Nikolas Tombazis ha espresso la posizione di FIA sul regolamento 2026 di F1, trattando ancora una volta l’argomento dell’elettrico
Il regolamento sportivo 2026 continua a far discutere. La riunione dello scorso 20 aprile tra team principal e FIA, sembrava aver finalmente riportato il sereno sul paddock, con alcune novità apportate alle regole in vigore proprio da questa stagione.

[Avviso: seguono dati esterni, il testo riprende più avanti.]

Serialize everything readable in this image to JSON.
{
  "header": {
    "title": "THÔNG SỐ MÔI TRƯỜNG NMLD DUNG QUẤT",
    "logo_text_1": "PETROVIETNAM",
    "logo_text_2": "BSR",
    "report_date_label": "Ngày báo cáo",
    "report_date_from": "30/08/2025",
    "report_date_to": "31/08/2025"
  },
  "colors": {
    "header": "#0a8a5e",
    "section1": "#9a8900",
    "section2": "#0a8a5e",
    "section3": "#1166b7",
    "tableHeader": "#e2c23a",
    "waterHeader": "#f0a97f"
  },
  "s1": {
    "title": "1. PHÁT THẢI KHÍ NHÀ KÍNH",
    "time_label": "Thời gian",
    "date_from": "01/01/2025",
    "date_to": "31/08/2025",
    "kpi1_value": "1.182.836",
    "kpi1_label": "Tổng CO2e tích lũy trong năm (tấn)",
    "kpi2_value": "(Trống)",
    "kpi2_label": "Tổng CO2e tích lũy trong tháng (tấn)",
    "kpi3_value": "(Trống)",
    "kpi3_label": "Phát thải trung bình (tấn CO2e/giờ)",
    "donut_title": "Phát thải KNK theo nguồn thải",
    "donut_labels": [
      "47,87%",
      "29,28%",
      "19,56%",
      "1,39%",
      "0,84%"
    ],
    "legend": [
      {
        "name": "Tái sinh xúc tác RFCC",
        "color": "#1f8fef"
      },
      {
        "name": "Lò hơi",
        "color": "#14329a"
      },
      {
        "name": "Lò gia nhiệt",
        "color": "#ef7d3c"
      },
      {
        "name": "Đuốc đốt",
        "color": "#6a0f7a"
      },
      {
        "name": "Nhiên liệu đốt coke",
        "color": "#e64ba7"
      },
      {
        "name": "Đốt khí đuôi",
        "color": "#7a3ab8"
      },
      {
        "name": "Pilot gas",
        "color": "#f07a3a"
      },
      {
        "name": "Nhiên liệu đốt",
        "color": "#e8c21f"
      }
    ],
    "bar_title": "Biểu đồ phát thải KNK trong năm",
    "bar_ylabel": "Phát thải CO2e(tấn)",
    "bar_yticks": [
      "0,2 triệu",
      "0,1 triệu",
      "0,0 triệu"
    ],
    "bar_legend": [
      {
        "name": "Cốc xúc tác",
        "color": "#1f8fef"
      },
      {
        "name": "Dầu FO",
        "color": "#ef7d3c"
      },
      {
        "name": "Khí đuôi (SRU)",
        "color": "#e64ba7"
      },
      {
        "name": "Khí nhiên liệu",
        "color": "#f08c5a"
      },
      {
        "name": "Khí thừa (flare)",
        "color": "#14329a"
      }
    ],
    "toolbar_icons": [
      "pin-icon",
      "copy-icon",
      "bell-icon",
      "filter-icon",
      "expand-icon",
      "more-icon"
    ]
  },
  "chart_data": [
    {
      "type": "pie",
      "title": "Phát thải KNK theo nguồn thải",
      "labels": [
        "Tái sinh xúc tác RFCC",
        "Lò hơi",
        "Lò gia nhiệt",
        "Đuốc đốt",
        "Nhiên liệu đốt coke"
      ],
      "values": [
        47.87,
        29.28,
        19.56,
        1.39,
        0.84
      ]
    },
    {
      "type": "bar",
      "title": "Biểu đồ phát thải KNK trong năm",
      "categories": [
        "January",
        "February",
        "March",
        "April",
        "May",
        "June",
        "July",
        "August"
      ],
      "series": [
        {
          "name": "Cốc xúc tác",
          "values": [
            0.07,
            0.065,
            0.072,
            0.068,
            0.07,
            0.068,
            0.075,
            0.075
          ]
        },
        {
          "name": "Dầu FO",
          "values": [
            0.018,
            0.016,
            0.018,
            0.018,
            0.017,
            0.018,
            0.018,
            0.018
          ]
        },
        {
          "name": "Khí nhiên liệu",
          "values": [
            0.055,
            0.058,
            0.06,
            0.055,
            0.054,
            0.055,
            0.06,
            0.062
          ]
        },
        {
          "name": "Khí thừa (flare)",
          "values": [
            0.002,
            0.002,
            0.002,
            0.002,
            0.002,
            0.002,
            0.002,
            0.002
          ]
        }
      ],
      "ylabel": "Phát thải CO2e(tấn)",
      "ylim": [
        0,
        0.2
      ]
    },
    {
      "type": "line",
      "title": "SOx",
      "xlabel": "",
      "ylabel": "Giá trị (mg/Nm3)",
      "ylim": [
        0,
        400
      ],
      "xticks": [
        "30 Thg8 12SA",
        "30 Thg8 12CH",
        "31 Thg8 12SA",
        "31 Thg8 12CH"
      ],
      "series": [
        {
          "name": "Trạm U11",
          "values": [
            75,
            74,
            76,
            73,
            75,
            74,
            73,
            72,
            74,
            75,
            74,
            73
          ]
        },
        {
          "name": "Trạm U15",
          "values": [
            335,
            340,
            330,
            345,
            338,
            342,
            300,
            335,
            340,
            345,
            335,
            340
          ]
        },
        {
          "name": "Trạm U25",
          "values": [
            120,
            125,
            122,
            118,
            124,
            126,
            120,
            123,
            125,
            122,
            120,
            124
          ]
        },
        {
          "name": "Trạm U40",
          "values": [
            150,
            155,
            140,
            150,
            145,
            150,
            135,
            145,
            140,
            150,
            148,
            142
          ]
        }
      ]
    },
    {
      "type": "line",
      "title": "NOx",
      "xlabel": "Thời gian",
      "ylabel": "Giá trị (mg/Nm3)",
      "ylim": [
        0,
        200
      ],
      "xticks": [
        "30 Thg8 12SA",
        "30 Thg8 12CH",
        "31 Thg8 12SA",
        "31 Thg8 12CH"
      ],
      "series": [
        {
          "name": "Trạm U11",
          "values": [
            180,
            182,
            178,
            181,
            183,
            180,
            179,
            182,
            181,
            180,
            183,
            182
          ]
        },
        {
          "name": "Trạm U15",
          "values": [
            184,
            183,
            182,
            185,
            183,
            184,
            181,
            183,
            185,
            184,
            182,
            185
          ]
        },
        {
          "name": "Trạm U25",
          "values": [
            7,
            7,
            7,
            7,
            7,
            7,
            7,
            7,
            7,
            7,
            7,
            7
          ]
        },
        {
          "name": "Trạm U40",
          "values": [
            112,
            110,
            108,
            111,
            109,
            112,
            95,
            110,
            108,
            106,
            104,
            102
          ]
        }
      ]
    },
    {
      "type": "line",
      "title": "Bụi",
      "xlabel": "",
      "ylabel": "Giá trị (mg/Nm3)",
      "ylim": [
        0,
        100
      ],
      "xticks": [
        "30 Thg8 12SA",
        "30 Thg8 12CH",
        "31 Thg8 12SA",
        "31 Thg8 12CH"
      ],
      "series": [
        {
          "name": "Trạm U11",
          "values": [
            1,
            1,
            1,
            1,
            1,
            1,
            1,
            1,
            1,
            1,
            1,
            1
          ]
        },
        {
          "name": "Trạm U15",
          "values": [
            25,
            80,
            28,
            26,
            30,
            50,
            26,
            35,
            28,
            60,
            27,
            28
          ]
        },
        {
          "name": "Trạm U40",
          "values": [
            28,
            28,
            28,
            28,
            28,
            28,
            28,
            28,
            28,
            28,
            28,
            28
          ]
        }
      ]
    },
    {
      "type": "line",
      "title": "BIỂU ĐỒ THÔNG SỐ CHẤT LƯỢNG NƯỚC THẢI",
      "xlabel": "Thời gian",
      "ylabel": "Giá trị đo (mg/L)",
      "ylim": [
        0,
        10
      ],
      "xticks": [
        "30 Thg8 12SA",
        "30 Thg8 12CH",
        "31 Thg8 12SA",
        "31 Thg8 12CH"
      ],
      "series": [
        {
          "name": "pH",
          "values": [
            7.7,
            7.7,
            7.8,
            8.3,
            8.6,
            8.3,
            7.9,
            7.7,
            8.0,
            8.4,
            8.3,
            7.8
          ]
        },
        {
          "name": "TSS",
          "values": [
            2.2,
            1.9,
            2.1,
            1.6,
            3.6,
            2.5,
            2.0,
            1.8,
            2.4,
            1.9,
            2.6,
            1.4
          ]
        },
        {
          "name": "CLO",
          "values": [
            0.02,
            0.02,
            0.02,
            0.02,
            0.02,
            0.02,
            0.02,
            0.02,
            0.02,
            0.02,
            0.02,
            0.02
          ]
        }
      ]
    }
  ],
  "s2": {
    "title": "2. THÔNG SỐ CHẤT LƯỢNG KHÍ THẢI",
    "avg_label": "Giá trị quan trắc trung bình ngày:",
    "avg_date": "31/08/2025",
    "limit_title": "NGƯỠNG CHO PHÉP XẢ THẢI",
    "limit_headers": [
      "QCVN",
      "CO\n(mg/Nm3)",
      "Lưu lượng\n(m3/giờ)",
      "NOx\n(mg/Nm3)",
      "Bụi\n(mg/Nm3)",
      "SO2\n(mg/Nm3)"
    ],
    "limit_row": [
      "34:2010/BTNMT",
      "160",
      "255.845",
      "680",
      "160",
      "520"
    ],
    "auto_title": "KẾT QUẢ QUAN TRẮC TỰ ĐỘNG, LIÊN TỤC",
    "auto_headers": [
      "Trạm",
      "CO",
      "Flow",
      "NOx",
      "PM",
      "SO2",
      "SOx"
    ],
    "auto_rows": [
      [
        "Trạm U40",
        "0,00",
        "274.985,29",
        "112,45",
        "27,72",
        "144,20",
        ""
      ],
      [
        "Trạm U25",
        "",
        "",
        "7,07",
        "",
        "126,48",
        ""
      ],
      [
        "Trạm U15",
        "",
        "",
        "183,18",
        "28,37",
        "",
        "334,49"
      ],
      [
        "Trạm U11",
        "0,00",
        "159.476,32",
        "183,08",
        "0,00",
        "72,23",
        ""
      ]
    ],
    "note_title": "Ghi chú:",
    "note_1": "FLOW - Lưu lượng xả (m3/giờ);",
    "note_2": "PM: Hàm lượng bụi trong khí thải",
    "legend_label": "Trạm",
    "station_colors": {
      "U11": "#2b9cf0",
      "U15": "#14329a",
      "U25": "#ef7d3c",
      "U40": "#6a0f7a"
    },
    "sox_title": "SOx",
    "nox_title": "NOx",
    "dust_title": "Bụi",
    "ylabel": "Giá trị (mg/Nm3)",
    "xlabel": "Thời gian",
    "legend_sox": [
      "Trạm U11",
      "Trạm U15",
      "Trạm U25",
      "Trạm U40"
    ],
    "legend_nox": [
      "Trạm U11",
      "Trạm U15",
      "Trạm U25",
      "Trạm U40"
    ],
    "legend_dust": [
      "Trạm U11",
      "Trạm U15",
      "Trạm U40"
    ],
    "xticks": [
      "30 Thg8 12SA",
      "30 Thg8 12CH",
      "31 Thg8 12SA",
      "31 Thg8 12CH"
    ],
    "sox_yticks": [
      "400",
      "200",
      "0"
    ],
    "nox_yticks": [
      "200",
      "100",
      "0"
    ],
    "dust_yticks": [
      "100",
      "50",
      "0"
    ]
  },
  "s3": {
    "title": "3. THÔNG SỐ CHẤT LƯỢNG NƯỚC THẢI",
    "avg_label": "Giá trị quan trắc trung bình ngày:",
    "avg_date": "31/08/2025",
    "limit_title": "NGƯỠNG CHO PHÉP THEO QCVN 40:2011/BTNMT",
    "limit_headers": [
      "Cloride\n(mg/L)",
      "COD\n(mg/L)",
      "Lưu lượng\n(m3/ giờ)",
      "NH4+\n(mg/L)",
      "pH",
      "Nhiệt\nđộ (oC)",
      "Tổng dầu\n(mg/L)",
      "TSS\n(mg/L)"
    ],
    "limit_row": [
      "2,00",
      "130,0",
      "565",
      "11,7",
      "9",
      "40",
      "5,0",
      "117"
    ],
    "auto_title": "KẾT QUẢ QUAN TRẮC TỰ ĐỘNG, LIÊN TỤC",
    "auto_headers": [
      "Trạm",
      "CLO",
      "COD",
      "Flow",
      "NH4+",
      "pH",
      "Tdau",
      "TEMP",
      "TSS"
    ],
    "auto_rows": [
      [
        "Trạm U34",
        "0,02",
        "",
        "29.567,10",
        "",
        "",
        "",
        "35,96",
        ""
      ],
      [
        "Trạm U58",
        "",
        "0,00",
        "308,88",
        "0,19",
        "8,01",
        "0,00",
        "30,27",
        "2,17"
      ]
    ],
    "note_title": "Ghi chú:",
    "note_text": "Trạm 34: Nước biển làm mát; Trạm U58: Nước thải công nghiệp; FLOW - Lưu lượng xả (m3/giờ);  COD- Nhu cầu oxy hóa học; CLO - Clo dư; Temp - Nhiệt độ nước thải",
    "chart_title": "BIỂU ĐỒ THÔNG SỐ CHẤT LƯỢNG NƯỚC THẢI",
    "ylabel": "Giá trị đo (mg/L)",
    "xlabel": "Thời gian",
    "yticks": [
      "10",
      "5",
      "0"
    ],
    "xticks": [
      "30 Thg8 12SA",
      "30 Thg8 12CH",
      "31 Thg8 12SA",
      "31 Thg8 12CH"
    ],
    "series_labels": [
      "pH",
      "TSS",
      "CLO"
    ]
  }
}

Eppure, malgrado sia ancora tutto da vedere, con Miami designata ad essere il primo vero banco di prova per svoltare quest’annata, continuano ineluttabilmente ad esserci dubbi sulle scelte di inizio anno che proprio non convincono.
“Valutazione eccessivamente ottimistica”: le parole di Tombazis
Uno dei grandi protagonisti di queste ultime settimane è certamente Nikolas Tombazis. Ad attività di pista interrotte per più di un mese (qui per il meteo e gli orari del GP di Miami, in programma questo fine settimana), le voci protagoniste sono state perlopiù i vertici FIA.
Spesso molto criticato, questa volta ad esprimere perplessità e criticità è stato dunque proprio Tombazis, il quale ha inevitabilmente reiterato i propri dubbi sull’elettrico: “Abbiamo registrato una spinta decisa da parte di diversi attori chiave per rendere l’apporto elettrico molto più rilevante”.
“Probabilmente però, le reali potenzialità di questa tecnologia sono state oggetto di una valutazione eccessivamente ottimistica, e questa dinamica ci ha convinti a propendere per un bilanciamento paritario al 50% tra le due componenti della propulsione“.
Tombazis, dunque, ha dapprima ammesso l’errore di valutazione nel portare l’elettrico immediatamente alla pari del termico nella PU delle nuove monoposto, per poi parlare della novità ADUO, che aveva trattato tra l’altro molto recentemente: “La nostra priorità è offrire una finestra di sviluppo supplementare a chi è rimasto indietro, un fattore che riteniamo determinante”.
L’ingegnere greco ha però precisato: “Ciò senza sminuire la portata di questo strumento: chi progetta l’unità motrice più performante manterrà il suo vantaggio competitivo, non abbiamo alcuna intenzione di regalare punti gratuiti a chi insegue“.